No sé si me temblaban las manos, ni cómo demonios pude hacer una pausa y respirar profundamente.
Me dirigí a la puerta abierta de la cocina que daba al comedor y pensé en devolver la pistola al bolsillo y coger un cuchillo del cajón. Cuando me contó la historia del mono, Angela me enseñó dónde guardaba los cuchillos.
La razón prevaleció. Yo no era más práctico en cuchillos que experto en armas de fuego.
Además, acuchillar y cortar en canal a otro ser humano requería mayor rudeza que la que se necesitaba para apretar un gatillo. Imaginé que podría hacer lo que fuera necesario si mi vida —o la de Angela— corría peligro, pero no se podía ignorar que estaba mejor capacitado para el sucio trabajo de disparar, que para el asqueroso trabajo de destripar a alguien en un cuerpo a cuerpo. En un enfrentamiento desesperado, una vacilación podía ser fatal.
Cuando tenía trece años, fui capaz de mirar dentro del crematorio. Después de todos estos años, todavía no estaba listo para el tétrico espectáculo de embalsamar un cuerpo.
Atravesé rápidamente el comedor y volví a llamar a Angela. Y de nuevo no respondió.
No volví a llamarla por tercera vez. Si había un intruso en la casa, revelaría mi posición cada vez que la llamara.
En la sala de estar no me detuve a apagar la lámpara, pero me alejé de ella y aparté la cara.
Mirando de soslayo la restringida lluvia de la luz del vestíbulo, eché un vistazo a través de la puerta abierta del estudio. Allí no había nadie.
La puerta del tocador estaba entornada. La empujé y la abrí. No necesité dar la luz para comprobar que allí tampoco había nadie.
Me sentí desnudo sin la gorra, que había olvidado en la mesa de la cocina y apagué la lámpara de plafón del techo del vestíbulo. Bendije la penumbra que se hizo.
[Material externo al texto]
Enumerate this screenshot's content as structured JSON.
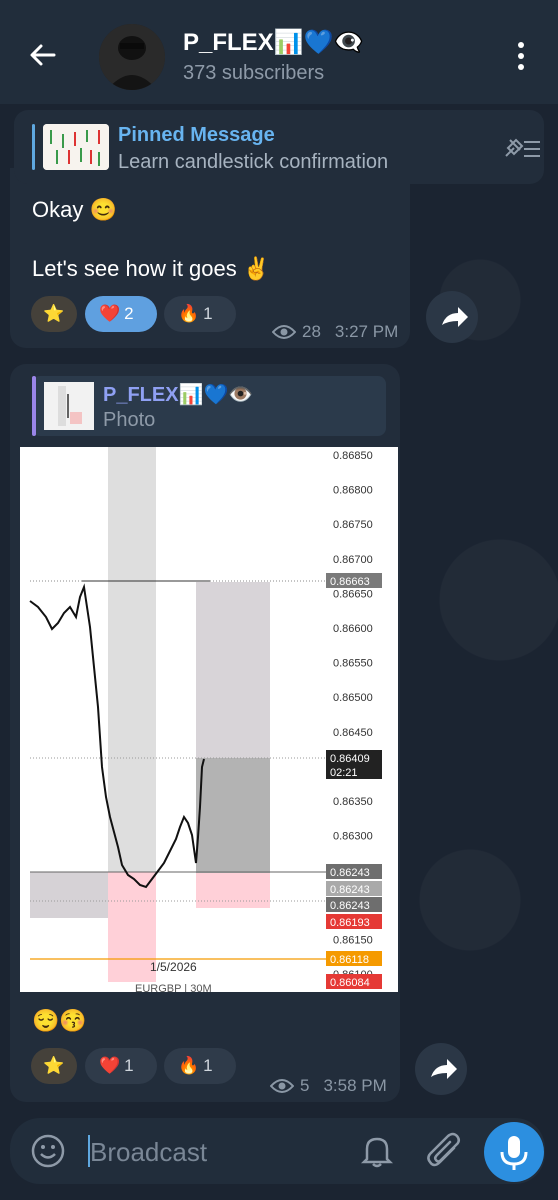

Escudriñé el rellano donde las escaleras en sombra daban un giro y desaparecían hacia arriba. Desde donde me encontraba observé que no había ninguna luz encendida en el piso superior, lo cual me convenía. Mi mayor ventaja era la adaptación de mis ojos a la oscuridad.
Llevaba el móvil colgado del cinturón. Mientras subía las escaleras, consideré la posibilidad de llamar a la policía.
Sin embargo, después del fracaso de la cita de aquella noche, Lewis Stevenson debía de estar buscándome Y si era así, el propio jefe contestaría a la llamada. Y quizás el calvo del pendiente vendría a cazarme.
Manuel Ramírez no podría ayudarme, porque aquella noche estaba de guardia en la comisaría. Y no me daba seguridad preguntar por otro oficial. Hasta donde sabía, el jefe Stevenson podía no ser el único poli comprometido de Moonlight Bay, quizá todos los miembros de las fuerzas de policía, excepto Manuel, estaban implicados en la conspiración. De hecho, a pesar de nuestra amistad, tampoco podía confiar en Manuel, al menos hasta que supiera más de la situación.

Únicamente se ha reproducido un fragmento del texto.